While in Asia, however, Mr Obama will be dividing his attention by monitoring the escalating conflict between Israel and the Hamas-ruled Gaza Strip. Mr Obama has been in regular contact with Israeli prime minister Benjamin Netanyahu as well as with Egyptian and Turkish leaders who might hold sway with the Hamas leadership.
Mr Obama's Bangkok schedule is packed with cultural sightseeing, a royal audience with King Bhumibol Adulyadej, a private meeting with prime minister Yingluck Shinawatra, a joint press conference and an official dinner.
The visit to Thailand, less than 18 hours long, is a gesture of friendship to a long-standing partner and major non-Nato ally.
But the two countries have faced strains, most recently after the 2006 military coup that deposed prime minister Thaksin Shinawatra, and Mr Obama's visit offers an opportunity to restate and broaden the relationship.
"It was very important for us to send a signal to the region that allies are going to continue to be the foundation of our approach [to establishing a more prominent presence in Asia]," deputy national security adviser Ben Rhodes told reporters travelling with the president aboard Air Force One.

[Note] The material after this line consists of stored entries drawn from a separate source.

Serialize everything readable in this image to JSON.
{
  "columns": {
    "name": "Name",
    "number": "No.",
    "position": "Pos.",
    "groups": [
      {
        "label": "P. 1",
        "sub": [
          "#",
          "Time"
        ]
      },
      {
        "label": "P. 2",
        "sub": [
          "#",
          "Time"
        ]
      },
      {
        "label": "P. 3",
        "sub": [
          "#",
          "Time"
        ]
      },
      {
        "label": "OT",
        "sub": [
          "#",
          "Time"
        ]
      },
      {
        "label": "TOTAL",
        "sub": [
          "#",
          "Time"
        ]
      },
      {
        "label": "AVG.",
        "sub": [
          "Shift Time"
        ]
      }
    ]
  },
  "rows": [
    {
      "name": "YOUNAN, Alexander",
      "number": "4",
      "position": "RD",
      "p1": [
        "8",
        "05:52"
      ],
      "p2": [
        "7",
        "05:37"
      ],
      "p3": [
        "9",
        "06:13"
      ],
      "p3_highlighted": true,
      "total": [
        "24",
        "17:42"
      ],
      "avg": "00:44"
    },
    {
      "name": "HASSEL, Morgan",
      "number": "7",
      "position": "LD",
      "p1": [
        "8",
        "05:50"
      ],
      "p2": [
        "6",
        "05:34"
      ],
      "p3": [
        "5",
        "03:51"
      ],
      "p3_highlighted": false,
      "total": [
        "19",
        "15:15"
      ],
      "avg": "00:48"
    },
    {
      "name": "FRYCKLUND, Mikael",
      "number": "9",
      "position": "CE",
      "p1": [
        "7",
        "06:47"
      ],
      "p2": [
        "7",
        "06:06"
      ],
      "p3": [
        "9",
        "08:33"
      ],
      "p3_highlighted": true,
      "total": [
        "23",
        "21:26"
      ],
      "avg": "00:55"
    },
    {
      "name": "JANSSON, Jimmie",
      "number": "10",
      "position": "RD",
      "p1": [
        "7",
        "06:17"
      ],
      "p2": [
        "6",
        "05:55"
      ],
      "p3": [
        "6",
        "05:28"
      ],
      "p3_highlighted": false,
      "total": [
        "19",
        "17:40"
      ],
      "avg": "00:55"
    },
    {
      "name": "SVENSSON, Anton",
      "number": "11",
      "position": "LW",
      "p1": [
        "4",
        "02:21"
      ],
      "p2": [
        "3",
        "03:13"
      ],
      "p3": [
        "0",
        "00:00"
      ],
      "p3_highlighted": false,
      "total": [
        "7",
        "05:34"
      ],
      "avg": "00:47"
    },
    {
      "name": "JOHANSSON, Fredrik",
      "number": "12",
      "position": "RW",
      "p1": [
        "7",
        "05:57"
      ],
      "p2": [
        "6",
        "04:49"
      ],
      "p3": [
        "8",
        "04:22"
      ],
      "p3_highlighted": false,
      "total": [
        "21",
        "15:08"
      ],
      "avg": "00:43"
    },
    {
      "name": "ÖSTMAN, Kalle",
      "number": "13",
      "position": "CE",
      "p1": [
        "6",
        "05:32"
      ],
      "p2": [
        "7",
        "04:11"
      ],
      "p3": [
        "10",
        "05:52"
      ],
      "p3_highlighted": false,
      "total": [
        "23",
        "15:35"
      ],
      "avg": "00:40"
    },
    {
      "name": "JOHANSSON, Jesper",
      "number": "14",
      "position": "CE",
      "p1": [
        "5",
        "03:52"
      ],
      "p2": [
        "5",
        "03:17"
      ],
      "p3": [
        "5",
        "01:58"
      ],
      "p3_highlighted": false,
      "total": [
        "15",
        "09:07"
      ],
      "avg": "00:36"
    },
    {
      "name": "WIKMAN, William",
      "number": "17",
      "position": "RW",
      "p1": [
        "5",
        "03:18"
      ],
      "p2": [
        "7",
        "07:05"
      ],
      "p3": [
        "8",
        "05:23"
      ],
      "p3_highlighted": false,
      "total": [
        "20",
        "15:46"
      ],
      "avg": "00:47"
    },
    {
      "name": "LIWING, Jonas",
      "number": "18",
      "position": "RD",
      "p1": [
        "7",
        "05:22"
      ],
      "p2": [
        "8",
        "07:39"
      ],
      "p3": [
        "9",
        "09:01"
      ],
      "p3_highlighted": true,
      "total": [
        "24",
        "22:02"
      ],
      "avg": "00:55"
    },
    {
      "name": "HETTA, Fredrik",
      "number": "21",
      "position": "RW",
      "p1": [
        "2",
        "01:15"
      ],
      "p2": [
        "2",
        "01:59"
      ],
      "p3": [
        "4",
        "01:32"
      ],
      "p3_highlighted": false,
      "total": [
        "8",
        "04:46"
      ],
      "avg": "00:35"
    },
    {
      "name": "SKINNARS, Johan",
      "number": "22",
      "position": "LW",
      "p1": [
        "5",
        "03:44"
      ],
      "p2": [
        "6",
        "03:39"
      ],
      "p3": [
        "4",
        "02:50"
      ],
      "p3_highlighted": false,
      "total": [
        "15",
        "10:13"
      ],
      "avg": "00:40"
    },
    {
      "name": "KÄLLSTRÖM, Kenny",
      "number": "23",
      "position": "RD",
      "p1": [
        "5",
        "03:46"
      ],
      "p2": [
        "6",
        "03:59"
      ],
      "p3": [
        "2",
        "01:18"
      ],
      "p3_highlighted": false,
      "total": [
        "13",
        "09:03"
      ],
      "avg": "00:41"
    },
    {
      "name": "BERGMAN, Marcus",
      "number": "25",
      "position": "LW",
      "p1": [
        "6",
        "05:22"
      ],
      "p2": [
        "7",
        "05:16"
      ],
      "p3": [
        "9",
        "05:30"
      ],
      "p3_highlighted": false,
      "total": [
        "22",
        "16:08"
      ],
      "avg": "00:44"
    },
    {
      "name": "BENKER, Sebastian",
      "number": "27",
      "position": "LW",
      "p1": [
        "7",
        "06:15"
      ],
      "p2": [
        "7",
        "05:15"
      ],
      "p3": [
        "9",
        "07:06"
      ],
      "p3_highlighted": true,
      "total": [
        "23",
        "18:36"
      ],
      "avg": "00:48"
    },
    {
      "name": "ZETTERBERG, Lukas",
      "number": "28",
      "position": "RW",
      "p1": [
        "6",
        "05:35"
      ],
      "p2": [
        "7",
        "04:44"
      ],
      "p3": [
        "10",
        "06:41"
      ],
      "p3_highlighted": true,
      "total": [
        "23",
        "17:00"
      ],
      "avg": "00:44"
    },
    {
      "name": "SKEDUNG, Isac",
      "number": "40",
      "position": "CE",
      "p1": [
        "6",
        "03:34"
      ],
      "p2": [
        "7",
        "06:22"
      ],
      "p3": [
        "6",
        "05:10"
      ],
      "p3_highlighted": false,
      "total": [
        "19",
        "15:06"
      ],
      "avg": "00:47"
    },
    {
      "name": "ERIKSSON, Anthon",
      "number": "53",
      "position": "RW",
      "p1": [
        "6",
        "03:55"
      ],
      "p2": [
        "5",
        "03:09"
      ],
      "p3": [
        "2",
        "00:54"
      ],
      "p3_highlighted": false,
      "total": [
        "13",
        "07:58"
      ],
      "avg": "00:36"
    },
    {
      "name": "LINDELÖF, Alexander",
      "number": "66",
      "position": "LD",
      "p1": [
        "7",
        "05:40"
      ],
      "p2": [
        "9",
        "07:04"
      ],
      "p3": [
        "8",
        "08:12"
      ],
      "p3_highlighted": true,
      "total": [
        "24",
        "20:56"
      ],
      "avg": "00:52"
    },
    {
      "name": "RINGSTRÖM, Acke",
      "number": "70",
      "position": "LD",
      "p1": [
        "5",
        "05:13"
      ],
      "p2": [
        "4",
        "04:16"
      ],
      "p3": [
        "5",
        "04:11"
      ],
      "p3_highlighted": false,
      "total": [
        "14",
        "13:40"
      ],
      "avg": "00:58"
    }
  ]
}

Mr Obama is also seeking to open new markets for US businesses; the United States is Thailand's third biggest trading partner, behind China and Japan. Becoming a counterweight to China in the region is a keystone of Mr Obama's so-called pivot to the Asia-Pacific region.
Mr Obama will visit the Wat Pho Royal Monastery, a cultural must-see in Bangkok, before paying a courtesy call to ailing 86-year-old US-born King Bhumibol Adulyadej in his hospital quarters. The king, the longest serving living monarch, was born in Cambridge, Massachusetts, and studied in Europe.
The centrepiece of the Asia trip comes on Monday when Mr Obama travels to Burma, the once reclusive and autocratic state that has begun instituting democratic measures. Mr Obama has eased sanctions on the country and his visit will be the first there by a sitting US president.